- Category: Revolutionary Strategy
- Created on Thursday, 02 September 2010 13:55
- Written by Mike Ely
This is an excerpt from a longer comment.
"A three tier model: Iskra project, Pravda project, Faultlines projects."
by Mike Ely
My own view is (to put it very very crudely) that we need a three tier model -- that distinguishes three very different levels of projects — in order to accomplish the work we face:
1) We need an Iskra project — i.e. a process by which communists and revolutionaries engage and clarify their levels of unity and their forms of organization. It would both be a space where this work gets done — and a pole within a much larger terrain serving as an attractive force for those most radical. It is dangerous to make the sausage right in the middle of the restaurant, but i think that’s the kind of public transparency and access that is needed (especially given the particular contradictions of our regroupment process).
This creates a space within which we attract, create, unite, organize and train communists (even as political practice impacts each of these things it its own way). The Iskra audience is conscious or aspiring revolutionaries. It provides a scaffolding alongside which organization can be developed. It starts as a process of discussions among revolutionaries -- within which a communist pole can be seen and out of which distinct trends can develop -- where radical views can be seen in engaged contradiction to each other, and where such clarifications can (hopefully) help a whole new generation of radicals develop their views and build organized formations to implement and test those views.
Iskra (Spark) was a newspaper written by exiles and smuggled into Russia that helped define and organize a skeletal communist organization that prepared for more revolutionary times. This involves engagement of theory, revolutionary strategy, questions of organization and approaching macro-events with the intent of clarifying line controversies among communists. Since we live in such a post-newspaper world, the early 1900's Iskra newspaper is not an example about form, but about function.
2) We need a Pravda project — we need to develop a popular way of delivering news and analysis to large numbers of people in a way that connects with them and helps bring them to an increasingly revolutionary understanding of the world and their own role.
How to do that, whether it is possible to do right now, what it would look like, how it would be different from the media of other political trends (Democracy Now, the Nation, etc.) — these are issues we have not even scratched yet.
This is a quite difficult project to conceive and initiate -- and one that has not been seriously attempted in a country like ours in a long time.
The revolutionary writer Lu Hsun once argued that to produce truly great work you needed a truly great audience.
The discovery of a really-existing potential audience is one of the preconditions for a successful Pravda project - in ways that will shape its media form, its vernacular style, its focus, its levels of unity, its graphic vibe and so on. In other words, you can't start to apply the mass line on a broad scale without the accretion of a revolutionary people out of real cracks, pockets and radical divergences within the political landscape.
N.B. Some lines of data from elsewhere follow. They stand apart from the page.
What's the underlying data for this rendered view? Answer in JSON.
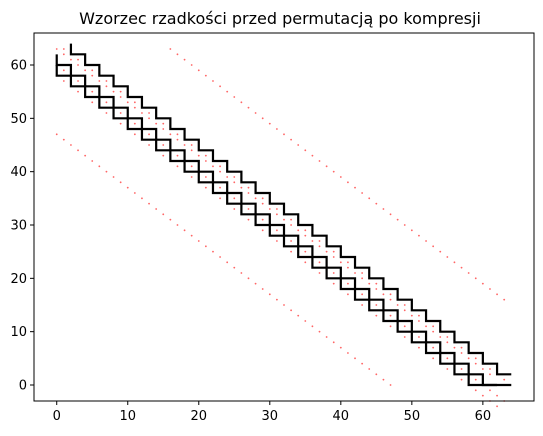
{
  "chart_data": {
    "type": "line",
    "title": "Wzorzec rzadkości przed permutacją po kompresji",
    "xlabel": "",
    "ylabel": "",
    "xlim": [
      -3.2,
      67.2
    ],
    "ylim": [
      -3.0,
      66.0
    ],
    "xticks": [
      0,
      10,
      20,
      30,
      40,
      50,
      60
    ],
    "yticks": [
      0,
      10,
      20,
      30,
      40,
      50,
      60
    ],
    "grid": false,
    "legend": "none",
    "scatter_series": [
      {
        "name": "main band lower-left edge",
        "color": "#ff6666",
        "x_start": 0,
        "x_end": 62,
        "y_at_start": 58,
        "slope": -1
      },
      {
        "name": "main band lower-right edge",
        "color": "#ff6666",
        "x_start": 1,
        "x_end": 63,
        "y_at_start": 59,
        "slope": -1
      },
      {
        "name": "main band upper-left edge",
        "color": "#ff6666",
        "x_start": 0,
        "x_end": 61,
        "y_at_start": 63,
        "slope": -1
      },
      {
        "name": "main band upper-right edge",
        "color": "#ff6666",
        "x_start": 1,
        "x_end": 63,
        "y_at_start": 63,
        "slope": -1
      },
      {
        "name": "upper off-diagonal",
        "color": "#ff6666",
        "x_start": 16,
        "x_end": 63,
        "y_at_start": 63,
        "slope": -1
      },
      {
        "name": "lower off-diagonal",
        "color": "#ff6666",
        "x_start": 0,
        "x_end": 47,
        "y_at_start": 47,
        "slope": -1
      }
    ],
    "staircases": [
      {
        "name": "upper staircase",
        "color": "#000000",
        "x_start": 2,
        "y_start": 64,
        "step": 2,
        "steps": 31,
        "end_x": 64
      },
      {
        "name": "middle staircase",
        "color": "#000000",
        "x_start": 0,
        "y_start": 62,
        "step": 2,
        "steps": 31,
        "end_x": 64
      },
      {
        "name": "lower staircase",
        "color": "#000000",
        "x_start": 0,
        "y_start": 60,
        "step": 2,
        "steps": 30,
        "end_x": 62
      }
    ]
  }
}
Pravda (Truth) was a daily communist newspaper in St. Petersburg's 1912 working class upsurge that helped forge a revolutionary core for the events that followed World War 1 -- it played this role of connecting people very broadly with a communist view of events and politics. In our conditions this has to be many-to-many, not the traditional one-to-many of newspapers — which means we have a heap of creative thinking to do about forms and methods.
3) We need a series of Faultline projects — in which communists and revolutionaries organize (and reorganize) themselves to deeply engage the struggles of oppressed people along key (objectively existing) faultlines of the society. And this is obviously not just/mainly a matter of commenting on those struggles, or announcing “If we were running this show, this is what we would be having people do.” It is a matter of actually engaging, participating in, building, where necessary initiating and helping to transform the struggles against key crimes of this system — especially those that have the potential for actually drawing significant sections of the people into political life (in ways that collide with this system and its status quo). Revolution requires material force overthrowing material force — and revolutionaries need to actually organize material forces (prepare minds and organize forces) even in a non-revolutionary situation. Preparation for future crisis is not solely (or even mainly) a mental/theoretical preparation among revolutionaries — but also involves preparing networks, connections, alliances, core forces, as well as ideas that can bind millions under unforeseen new situations.
A key issue for an Iskra project is discussing “how to do revolutionary work in our time and place.” And that revolutionary work involves (imho) precisely involves Pravda project and faultline projects.
We have previously talked about "reconceive as we regroup" -- where reconception involves a critical reworking and creative development of communist theory, and regrouping involves the emergence of a new revolutionary movement in preparation for future conjunctural events. A great deal of this reconception is focused within the "Iskra" side of this schema -- though clearly once we succeed in developing faultline projects (out of the current local work that most communists are engaged in) there will be a great deal of testing and struggle over how to apply and revise what we have theoretically developed. As soon as possible, the Iskra side needs to start to discuss and sum up communist work (both the rich work of the past, and the beginnings in our present).